Dentro de la compleja realidad asiática del Próximo Oriente nos queda por mencionar una Iglesia relativamente pequeña respecto a las anteriores y circunscrita al área libanesa. Nos referimos a la Iglesia maronita. Sus oscuros orígenes se remontan a la existencia de un centro religioso de especial pujanza evangelizadora, el monasterio erigido en memoria de san Marón, un popular eremita muerto a comienzos del siglo V. El monasterio se hallaba situado junto al Orontes, cerca de la Apamea siria, y tradicionalmente se asocia con una inquebrantable adhesión a los postulados cristológicos definidos en el concilio de Calcedonia.
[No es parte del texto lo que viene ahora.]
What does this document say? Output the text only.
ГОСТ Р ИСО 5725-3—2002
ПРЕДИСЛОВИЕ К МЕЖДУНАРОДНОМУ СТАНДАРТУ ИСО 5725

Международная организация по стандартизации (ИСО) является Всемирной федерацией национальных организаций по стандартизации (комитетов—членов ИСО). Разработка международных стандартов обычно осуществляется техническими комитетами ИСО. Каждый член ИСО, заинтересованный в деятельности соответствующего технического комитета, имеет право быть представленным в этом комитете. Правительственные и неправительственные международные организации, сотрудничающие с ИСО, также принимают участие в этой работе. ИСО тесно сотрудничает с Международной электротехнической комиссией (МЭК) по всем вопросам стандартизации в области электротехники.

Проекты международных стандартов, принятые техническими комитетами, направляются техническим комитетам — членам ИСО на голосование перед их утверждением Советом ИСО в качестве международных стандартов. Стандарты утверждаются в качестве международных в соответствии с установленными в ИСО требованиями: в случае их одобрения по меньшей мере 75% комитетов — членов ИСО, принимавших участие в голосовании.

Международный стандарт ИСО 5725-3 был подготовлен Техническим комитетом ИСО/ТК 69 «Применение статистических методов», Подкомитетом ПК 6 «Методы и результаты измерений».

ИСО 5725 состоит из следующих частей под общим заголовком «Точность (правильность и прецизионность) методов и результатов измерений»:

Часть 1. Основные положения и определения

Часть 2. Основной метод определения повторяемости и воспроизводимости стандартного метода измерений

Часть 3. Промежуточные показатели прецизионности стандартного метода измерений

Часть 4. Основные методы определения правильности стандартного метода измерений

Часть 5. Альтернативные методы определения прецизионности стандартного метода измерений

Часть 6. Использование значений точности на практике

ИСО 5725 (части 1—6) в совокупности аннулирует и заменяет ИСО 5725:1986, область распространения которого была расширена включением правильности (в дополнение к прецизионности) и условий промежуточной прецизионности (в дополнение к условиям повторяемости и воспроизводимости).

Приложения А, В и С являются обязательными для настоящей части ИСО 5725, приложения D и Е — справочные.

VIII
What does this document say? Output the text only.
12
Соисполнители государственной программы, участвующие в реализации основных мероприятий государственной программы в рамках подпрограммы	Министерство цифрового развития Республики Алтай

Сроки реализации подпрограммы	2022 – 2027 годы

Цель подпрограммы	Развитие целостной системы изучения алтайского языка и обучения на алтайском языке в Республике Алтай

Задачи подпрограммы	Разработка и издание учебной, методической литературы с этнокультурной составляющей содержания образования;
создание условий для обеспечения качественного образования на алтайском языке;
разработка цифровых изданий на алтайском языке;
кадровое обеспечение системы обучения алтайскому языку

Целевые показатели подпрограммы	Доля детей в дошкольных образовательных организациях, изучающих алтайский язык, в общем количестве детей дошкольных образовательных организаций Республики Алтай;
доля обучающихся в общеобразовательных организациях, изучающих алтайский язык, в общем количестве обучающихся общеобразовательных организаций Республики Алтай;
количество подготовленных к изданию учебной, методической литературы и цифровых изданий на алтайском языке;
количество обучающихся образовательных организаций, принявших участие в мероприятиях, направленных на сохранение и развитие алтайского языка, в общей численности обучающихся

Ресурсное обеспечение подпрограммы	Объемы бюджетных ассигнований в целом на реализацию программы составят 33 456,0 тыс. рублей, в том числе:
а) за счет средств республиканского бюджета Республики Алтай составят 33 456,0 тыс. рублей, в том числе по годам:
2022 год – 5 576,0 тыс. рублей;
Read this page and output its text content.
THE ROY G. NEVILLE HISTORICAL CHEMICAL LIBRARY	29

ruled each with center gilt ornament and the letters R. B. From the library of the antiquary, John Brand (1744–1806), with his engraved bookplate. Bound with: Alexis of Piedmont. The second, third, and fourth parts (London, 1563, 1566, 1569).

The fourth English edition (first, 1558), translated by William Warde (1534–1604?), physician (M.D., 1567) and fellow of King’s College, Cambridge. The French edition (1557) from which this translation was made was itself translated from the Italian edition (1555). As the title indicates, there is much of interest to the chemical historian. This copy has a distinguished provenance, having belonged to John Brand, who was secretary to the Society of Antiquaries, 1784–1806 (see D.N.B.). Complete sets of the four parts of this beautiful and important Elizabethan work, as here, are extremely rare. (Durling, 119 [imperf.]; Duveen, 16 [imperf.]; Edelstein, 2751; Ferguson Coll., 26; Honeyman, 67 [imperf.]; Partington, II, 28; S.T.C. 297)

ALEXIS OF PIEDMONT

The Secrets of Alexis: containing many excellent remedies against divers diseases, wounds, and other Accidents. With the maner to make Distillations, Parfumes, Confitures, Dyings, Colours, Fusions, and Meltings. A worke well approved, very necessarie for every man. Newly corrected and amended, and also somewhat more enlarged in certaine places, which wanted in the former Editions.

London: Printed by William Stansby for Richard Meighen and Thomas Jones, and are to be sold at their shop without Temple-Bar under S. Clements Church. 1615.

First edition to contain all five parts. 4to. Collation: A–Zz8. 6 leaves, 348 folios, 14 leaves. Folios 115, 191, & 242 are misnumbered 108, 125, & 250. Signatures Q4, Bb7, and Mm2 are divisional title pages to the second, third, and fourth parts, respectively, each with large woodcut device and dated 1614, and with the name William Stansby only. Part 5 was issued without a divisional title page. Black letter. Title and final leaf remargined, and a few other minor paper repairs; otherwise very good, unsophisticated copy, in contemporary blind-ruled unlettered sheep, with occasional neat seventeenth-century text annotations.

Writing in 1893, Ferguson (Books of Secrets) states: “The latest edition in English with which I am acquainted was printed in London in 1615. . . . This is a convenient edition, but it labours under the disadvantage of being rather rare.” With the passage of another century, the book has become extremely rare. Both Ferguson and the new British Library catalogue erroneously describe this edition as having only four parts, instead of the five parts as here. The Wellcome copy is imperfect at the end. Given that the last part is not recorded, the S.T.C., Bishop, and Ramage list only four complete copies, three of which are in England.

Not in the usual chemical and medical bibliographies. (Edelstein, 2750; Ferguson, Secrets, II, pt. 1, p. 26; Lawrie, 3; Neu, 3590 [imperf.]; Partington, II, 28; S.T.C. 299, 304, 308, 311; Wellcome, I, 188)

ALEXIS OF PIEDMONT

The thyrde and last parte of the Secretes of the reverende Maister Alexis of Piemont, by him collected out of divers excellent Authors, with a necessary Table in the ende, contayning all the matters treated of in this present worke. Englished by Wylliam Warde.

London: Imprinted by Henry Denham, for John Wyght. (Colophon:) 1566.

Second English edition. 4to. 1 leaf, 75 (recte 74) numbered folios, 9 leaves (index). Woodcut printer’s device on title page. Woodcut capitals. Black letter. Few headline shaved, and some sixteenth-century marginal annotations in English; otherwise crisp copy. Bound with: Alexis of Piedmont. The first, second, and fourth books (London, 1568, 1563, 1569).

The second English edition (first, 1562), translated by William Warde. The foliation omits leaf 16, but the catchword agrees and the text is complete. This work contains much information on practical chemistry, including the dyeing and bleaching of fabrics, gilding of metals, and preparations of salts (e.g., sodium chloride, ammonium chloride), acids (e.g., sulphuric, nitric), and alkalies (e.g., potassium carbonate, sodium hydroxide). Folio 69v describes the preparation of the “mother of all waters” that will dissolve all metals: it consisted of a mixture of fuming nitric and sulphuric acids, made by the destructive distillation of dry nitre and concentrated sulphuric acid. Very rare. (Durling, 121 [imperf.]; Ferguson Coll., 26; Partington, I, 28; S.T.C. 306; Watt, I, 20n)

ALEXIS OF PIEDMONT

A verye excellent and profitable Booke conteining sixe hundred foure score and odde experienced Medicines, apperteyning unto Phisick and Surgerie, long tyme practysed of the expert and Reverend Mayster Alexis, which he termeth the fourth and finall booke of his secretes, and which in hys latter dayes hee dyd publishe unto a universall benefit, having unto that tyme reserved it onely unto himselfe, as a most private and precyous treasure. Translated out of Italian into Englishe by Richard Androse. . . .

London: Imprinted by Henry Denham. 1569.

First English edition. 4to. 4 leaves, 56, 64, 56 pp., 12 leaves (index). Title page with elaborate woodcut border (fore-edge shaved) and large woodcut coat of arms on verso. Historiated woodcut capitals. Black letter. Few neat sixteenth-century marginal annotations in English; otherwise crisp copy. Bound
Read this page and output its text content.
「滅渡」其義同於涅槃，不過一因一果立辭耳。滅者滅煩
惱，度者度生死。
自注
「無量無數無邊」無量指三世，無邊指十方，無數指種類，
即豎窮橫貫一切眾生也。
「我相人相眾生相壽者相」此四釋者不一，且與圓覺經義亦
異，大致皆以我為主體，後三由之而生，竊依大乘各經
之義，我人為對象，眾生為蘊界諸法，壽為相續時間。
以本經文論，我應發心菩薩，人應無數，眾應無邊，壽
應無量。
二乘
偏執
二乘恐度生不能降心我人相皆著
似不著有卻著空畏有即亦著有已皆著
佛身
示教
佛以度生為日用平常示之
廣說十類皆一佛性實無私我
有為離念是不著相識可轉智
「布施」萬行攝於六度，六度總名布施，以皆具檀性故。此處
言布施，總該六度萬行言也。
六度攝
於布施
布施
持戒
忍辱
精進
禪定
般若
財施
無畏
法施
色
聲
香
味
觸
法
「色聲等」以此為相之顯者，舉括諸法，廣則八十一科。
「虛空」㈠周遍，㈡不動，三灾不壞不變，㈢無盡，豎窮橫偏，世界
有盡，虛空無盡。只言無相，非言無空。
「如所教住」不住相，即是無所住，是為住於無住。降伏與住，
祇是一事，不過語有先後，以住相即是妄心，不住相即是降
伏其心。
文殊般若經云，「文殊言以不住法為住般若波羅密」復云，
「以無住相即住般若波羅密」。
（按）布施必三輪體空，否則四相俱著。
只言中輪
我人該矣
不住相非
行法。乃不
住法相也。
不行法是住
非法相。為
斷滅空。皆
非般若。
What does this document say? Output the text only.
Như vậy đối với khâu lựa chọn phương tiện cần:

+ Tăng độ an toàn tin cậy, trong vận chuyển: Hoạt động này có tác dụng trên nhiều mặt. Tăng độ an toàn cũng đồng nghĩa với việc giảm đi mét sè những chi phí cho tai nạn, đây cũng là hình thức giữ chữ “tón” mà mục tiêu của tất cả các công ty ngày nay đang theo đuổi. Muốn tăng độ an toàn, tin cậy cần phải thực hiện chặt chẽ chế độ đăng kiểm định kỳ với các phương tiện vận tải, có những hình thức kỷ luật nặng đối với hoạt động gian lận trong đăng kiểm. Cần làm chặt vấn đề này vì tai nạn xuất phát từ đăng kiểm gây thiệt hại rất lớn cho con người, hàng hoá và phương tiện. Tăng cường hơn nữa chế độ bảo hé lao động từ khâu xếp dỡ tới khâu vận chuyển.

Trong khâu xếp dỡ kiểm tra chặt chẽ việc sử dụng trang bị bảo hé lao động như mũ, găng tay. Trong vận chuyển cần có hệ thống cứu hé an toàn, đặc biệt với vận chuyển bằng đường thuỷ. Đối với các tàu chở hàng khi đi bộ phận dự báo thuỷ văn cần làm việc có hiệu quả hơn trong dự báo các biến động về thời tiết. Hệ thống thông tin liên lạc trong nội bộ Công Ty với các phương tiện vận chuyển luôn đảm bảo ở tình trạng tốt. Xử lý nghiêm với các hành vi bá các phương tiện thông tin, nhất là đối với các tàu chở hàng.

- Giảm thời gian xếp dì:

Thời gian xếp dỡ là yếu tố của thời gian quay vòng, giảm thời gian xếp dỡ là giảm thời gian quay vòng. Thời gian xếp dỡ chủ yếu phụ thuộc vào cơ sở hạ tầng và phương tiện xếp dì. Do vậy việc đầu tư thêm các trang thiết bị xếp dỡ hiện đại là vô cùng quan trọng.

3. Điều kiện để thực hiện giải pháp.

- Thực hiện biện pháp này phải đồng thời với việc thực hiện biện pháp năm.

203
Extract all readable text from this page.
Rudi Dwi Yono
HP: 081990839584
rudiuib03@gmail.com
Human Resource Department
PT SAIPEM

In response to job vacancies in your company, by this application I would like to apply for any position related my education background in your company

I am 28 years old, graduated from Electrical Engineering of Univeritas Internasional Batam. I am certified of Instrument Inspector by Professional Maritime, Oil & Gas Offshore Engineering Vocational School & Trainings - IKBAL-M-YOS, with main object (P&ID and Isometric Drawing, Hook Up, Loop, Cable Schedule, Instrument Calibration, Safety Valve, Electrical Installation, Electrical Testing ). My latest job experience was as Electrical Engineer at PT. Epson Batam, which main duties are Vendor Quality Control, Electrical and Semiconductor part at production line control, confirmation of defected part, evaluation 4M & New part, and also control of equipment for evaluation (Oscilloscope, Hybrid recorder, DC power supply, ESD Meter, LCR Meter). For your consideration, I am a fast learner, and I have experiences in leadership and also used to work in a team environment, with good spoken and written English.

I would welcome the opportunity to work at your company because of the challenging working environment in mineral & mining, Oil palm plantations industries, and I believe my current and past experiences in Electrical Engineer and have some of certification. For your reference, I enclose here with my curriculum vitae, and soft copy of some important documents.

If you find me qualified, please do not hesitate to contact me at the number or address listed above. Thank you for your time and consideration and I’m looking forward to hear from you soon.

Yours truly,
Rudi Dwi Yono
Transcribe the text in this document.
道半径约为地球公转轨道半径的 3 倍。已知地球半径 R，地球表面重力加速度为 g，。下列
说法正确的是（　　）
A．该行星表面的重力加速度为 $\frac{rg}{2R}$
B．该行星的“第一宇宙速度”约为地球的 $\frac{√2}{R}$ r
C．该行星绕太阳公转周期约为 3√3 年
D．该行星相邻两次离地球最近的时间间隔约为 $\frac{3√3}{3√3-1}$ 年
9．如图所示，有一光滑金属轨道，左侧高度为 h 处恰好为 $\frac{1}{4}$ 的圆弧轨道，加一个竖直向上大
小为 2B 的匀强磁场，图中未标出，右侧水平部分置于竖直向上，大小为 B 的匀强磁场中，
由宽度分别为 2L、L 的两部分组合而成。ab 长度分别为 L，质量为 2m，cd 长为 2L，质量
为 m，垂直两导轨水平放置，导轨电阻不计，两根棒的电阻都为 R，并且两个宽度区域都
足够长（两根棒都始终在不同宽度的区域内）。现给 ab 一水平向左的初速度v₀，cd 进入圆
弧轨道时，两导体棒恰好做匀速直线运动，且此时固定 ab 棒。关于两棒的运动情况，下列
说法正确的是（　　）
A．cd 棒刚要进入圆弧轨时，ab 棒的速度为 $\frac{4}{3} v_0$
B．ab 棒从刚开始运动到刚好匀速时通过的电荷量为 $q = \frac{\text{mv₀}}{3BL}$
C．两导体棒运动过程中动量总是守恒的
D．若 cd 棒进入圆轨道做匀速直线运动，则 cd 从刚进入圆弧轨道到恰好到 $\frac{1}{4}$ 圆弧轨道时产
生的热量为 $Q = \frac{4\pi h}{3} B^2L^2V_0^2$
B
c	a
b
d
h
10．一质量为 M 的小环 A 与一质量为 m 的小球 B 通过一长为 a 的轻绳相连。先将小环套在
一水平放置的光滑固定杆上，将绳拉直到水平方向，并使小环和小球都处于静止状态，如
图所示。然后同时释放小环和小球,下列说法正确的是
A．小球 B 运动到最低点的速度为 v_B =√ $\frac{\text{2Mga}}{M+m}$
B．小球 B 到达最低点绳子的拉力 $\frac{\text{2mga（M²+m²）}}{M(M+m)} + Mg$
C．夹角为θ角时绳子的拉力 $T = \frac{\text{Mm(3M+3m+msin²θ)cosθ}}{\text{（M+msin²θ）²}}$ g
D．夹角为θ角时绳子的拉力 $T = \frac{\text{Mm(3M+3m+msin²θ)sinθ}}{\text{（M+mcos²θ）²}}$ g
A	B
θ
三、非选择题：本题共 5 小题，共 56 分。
La indiscutible ortodoxia de los seguidores de los monjes de San Marón se vio empañada por su no menor lealtad al emperador Heraclio, quien en la última fase de su reinado –década de 630– impulsó e intentó imponer una doctrina cristológica conciliadora entre las facciones en pugna, el monotelismo –las dos naturalezas de Cristo estarían gobernadas por una única voluntad–, que muy pronto sería condenada por Roma. Los maronitas quedaron de este modo vinculados a esa corriente heterodoxa, cuando lo que realmente defendían era la figura de su emperador. La inmediata ocupación del territorio sirio por parte de los árabes les obligó a replegarse hacia el sur sobre la zona montañosa del Líbano, donde han permanecido hasta nuestros días haciendo gala de posiciones doctrinales siempre identificables o al menos muy cercanas a los postulados de la Iglesia romana.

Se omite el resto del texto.